Despite the opposition repeating the testing, the PM appears determined not to abandon his plans entirely. He cited problems with procuring the 8 million antigen tests needed by the first weekend of December as being behind the postponement. Even if it does not go ahead, the initial testing has played a vital epidemiological role in Slovakia, and for other countries who monitored it closely ahead of potential similar projects in their own states, some health experts outside Slovakia believe. Igor Rudan, Professor of International Health and Molecular Medicine at the University of Edinburgh, said: “I think the first round of testing must have helped in controlling Slovakia's second wave. The broadness of the mass testing approach means it is implausible that it would not slow down the spread of SARS-CoV-2. It will take time to study whether this approach was more efficient and cost-effective than strict social distancing measures. I don’t think that other countries will be discouraged from replicating elements of this approach in the future”.
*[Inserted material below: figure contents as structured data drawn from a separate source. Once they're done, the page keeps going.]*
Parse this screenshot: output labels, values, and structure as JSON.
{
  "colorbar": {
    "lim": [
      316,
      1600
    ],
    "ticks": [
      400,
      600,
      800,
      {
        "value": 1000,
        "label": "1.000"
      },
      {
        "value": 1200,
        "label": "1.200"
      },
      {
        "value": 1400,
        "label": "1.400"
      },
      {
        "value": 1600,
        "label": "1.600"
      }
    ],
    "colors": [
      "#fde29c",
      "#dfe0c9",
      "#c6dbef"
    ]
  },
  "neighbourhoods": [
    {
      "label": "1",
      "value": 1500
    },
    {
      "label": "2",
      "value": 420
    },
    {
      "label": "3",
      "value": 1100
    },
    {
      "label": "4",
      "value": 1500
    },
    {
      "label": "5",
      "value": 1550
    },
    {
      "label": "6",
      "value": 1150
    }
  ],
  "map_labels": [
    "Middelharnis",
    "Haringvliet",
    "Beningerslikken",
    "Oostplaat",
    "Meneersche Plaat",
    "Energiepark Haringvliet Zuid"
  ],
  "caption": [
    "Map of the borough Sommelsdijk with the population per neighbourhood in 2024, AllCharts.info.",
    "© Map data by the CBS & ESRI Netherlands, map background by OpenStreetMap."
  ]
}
Imposing a lockdown after carrying out testing designed to avoid such a scenario could have a profound effect on public faith in future measures to tackle the virus, including eventual vaccine uptake, especially as surveys in Slovak media have shown low public trust in the government's handling of the pandemic. Vladimir Leksa, an immunologist at the Slovak Academy of Sciences, said: “The first mass testing was advertised by the PM as a tool to avoid lockdown. If one is imposed, there is a risk people will lose trust in any government measures and so by the time a vaccine comes around they won’t trust what the government says and won’t take it”.